Like so many sisters, we’re perhaps more different than alike. But it’s funny how every time Meg’s birthday rolls around, I feel our kinship reconnected in a special way, and in the last day or so, perhaps I’ve found the reason.

Meg and I were both born during Advent – a word which means “coming.” It is, by its’ very definition, a season of anticipation in which we keep a look out for the greatest gift – Christ, the Light of the World.

So many of my fondest memories with Meg are centered around moments of waiting for something.

Sitting on packed boxes in various houses, waiting for the moving van to arrive for our military move to another state.

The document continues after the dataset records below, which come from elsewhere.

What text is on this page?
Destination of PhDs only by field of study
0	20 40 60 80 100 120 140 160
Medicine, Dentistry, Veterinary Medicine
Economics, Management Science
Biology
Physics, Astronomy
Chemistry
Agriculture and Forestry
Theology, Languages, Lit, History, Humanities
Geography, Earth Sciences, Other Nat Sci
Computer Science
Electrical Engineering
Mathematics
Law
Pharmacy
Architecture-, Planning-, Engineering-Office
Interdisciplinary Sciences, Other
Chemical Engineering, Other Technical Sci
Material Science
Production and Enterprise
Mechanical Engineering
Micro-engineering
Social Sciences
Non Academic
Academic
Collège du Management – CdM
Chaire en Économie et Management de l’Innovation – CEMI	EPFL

Holding our bags in our laps (before the stewardess told us to put them down), waiting for the plane to land in Seattle, home of our beloved grandparents.

And my favorite – waiting side by side at the foot of the tree on Christmas morning for our parents to wake up. My sister and I never dared proceed with opening (or shaking!) gifts before ‘it was time.’ We didn’t even run into Mom and Dad’s room to jostle them awake. Why? I don’t know. I’m just so thankful now that, for whatever reason, Meg and I had this quiet special time together every Christmas.

In my childhood mind, the month of December – marked by her birthday, then mine, and ending in Christmas – was magical because for most of it, we were looking forward together to the largest celebration still ahead. Intuitively, we recognized this month for what it is – The season of Hope. The season of anticipation which rejoices in the fact that the best is still to come. And to think – that this is when we were blessed to be born.

My beautiful sister is a searcher. She digs deep and asks thoughtful questions. She looks for the Light.

So, today I celebrate Meg on her 40th birthday. As much as I’d like to think I could still ‘look out’ for her, I know she’s in the very best of hands and loved beyond measure. And though she’s doing well in life, I still believe her best season is up ahead. I’m eagerly waiting to see what’s in store for her.

Feed the Hungry

It was Christmas time, 1985.  My sister and I were visiting our dad, who was living alone in Washington, DC.  At that point in his life, my dad was driving a VW camper – the perfect vehicle for our excursions to Shenandoah National Park in Virginia. But this night, we had brought it to the Mall, stopping here and there to see decorations and our nation’s monuments all lit up.

Somewhere downtown, we were sitting in a parking spot, warming up slowly, snug in our vehicle shelter, when a man rapped on my dad’s window, then respectfully took about three steps back.

“Excuse me, sir?”

My dad rolled down the window just a little and said,

“Yes, sir.”

“I’m sorry to bother you, but um…..ah – do you have any food in…there?”

That was when I looked at him – standing with his hands folded together at his chest, his dirty clothes hanging off his slim frame, his chiseled face gray and weary.  I don’t know how old he was, but he seemed older than my dad – not in chronological age, exactly, but in demeanor.  He was weathered.  Tired. 

“Gretchen?”

“Yes, Dad?”

“What food do we have back there in the cabinet?”

I looked and found a few cans – of beans, corn, whatever… and passed them up to my dad, who rolled down his window and handed them out to the man.

“Oh,” he said, obviously surprised. “Thank you.  Oh, oh, thank you,” he said, smiling now.

My dad cocked his head to the side and asked,

“Do you have any way to open those?”

“Umm, no sir.  But that’s alright…”  He was moving back again.

“Wait a minute.  Gretchen – there’s a can opener in the drawer.”

Sure enough, there was. It went to the front and out the window.

The man was turning to leave when my dad asked one more question – the one that became emblazoned on my soul.  It impressed upon me for all time the difference between this man’s life….and mine.

“Are you cold?”

There was no way he couldn’t be. It was in the 20s.

“Well, uh….”

“Do you have any way to stay warm?”

The man looked down, resigned, and shrugged his shoulders in such a way that let us know. His answer was No. Not really. I make do.

“Gretchen – Give me that sleeping bag.”

I reached back behind the bench seat I was sitting on, heat from underneath it blowing out on the back of my legs, and found the navy blue sleeping bag.  It too went up to the front and out the window.

He was so grateful – the kind of grateful I so rarely, rarely see.  And he murmured many more thank-yous as he moved away for the last time.  I watched him walk away into the shadows, his arms overflowing with his newfound bounty.

My dad rolled up his window and we drove home.  All I could see was the back of his head, but if I hazard a guess, I’d say his blue eyes were shining – with love.

Dad – You were light in the darkness, Christ’s hands in the world.  Thank you for showing me how it’s done – humbly, freely, with a heart overflowing with God’s grace.

And the King will say to them in reply, ‘Amen, I say to you, whatever you did for one of these least brothers of mine, you did for me.’